In a metaphorical and comprehensible sense, it may be simple to compare "light skin privilege" to "white privilege," or colorism to racism. Both are systematic preferences for individuals who are of a superior trait, color, or race, giving those people societal advantages in regards to their possession of the ideal physical attractiveness standards. Colored men and women are systematically oppressed by colorist or racist means; sometimes, unfortunately, by both at the same time. But colorism, compared to racism, is an anomalous social issue that occurs every day, something I've recognized since I was nine years old.

It was nearly 100 degrees. The concrete of my backyard burned the soles of my feet and the air was laced with intensified humidity. But still, it's summer. No one stays in their house; folks practically lived in the outdoors. We cooked, conversed, slept, and ate right on our own property. The people of my culture spend every day living in the ambiance under the sun, so why is colorism such a normality?

It's because my people want to embrace their sun, but are pressured to hide in the shade. My nine-year-old charismatic self completely ignored this. I played freeze tag, rode my bike, and played games under the sun all day, until one day, my mom said to me:

"Melissa why you run in the sun all day? Your skin will turn black!"

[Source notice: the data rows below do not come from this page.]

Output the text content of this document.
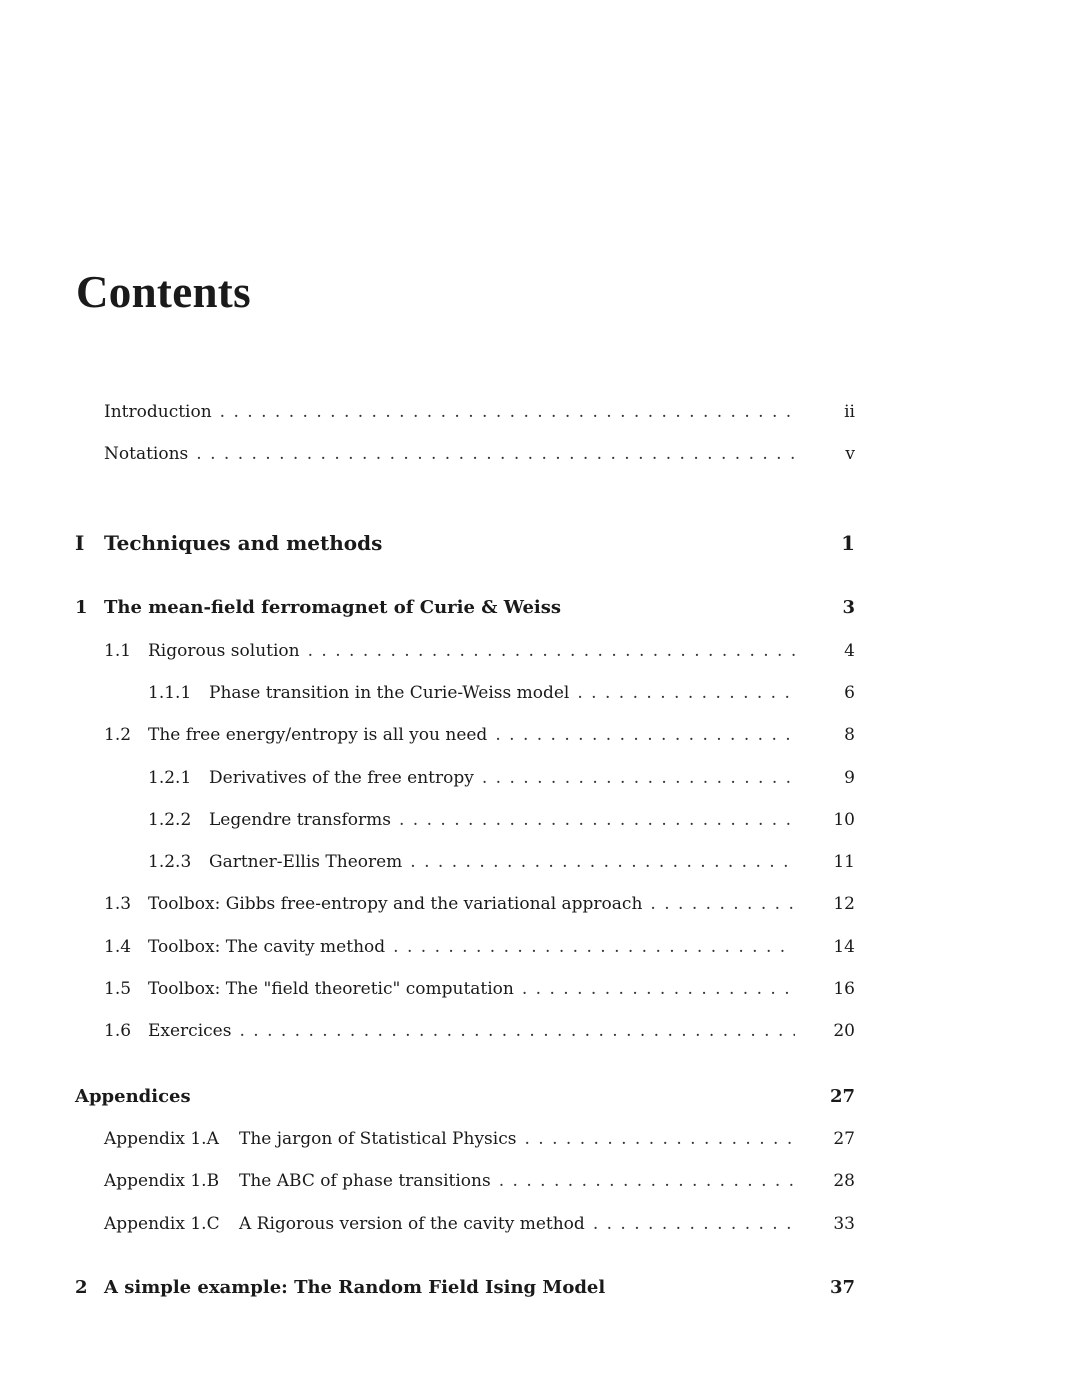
Contents
Introduction . . .	ii
Notations . . .	v
I Techniques and methods	1
1 The mean-field ferromagnet of Curie & Weiss	3
1.1 Rigorous solution . . .	4
1.1.1	Phase transition in the Curie-Weiss model . . .	6
1.2 The free energy/entropy is all you need . . .	8
1.2.1	Derivatives of the free entropy . . .	9
1.2.2	Legendre transforms . . .	10
1.2.3	Gartner-Ellis Theorem . . .	11
1.3 Toolbox: Gibbs free-entropy and the variational approach . . .	12
1.4 Toolbox: The cavity method . . .	14
1.5 Toolbox: The "field theoretic" computation . . .	16
1.6 Exercices . . .	20
Appendices	27
Appendix 1.A	The jargon of Statistical Physics . . .	27
Appendix 1.B	The ABC of phase transitions . . .	28
Appendix 1.C	A Rigorous version of the cavity method . . .	33
2 A simple example: The Random Field Ising Model	37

She expects me to spend more time in the shade than in the sun. If I am in the sun, I must be fully clothed, even in 100-degree weather. Wearing a tank top and shorts while being in the sun is utterly scorned upon. It is dangerous, detrimental to my well-being, not because of the fact that I'm exposed to an excessive amount of harmful UV rays that can potentially cause skin cancer, but because my skin tone will become darker, and my "beauty will fade."

To avoid any misinterpretation of all this, I'm not whining about how "difficult" it is to have light skin. I'm not saying that those with light skin can be oppressed just as much as people with dark skin. Because they can't be. It's not the same. In reference to my racism analogy previously mentioned, saying people with light skin can also be oppressed in colorist communities is like saying white people can be oppressed in colored communities. This is completely false. The concept applies both ways; the same way minorities cannot systematically oppress white people is comparable to dark-skinned people not having the privilege and power in society to discriminate light skin people.

When a girl is shamed for her dark complexion, encouraged to bleach her skin, buys foundation a few shades lighter, invests in the popular "Fair & Lovely" skin cream, idolizes magazine cover models who are only of light skin complexion, learns that men in colorist communities prefer light-skinned women over dark skin, this is known as real, systematic oppression. This is a problem that is highly underrated.

However, there are no creams used to make a person of lighter complexion darker. No one is pressuring me to stay in the sun so I can be darker. What my mother had said to me was not systematically oppressive at all. It was said in a tone of admiration and caution, not a tone of distaste and discrimination.

I've read works addressing social injustices such as racism and police brutality, sexism, and homophobia, but can barely recall one that touched upon colorism. Today, I've used my "light skin privilege" as a platform to speak out against colorism and to raise awareness on the problematic cultural notions instilled in the minds of young girls in colored societies.

In other words, love your skin! Love the color of it, please. No matter how dark or how light you are. There's absolutely nothing wrong with it.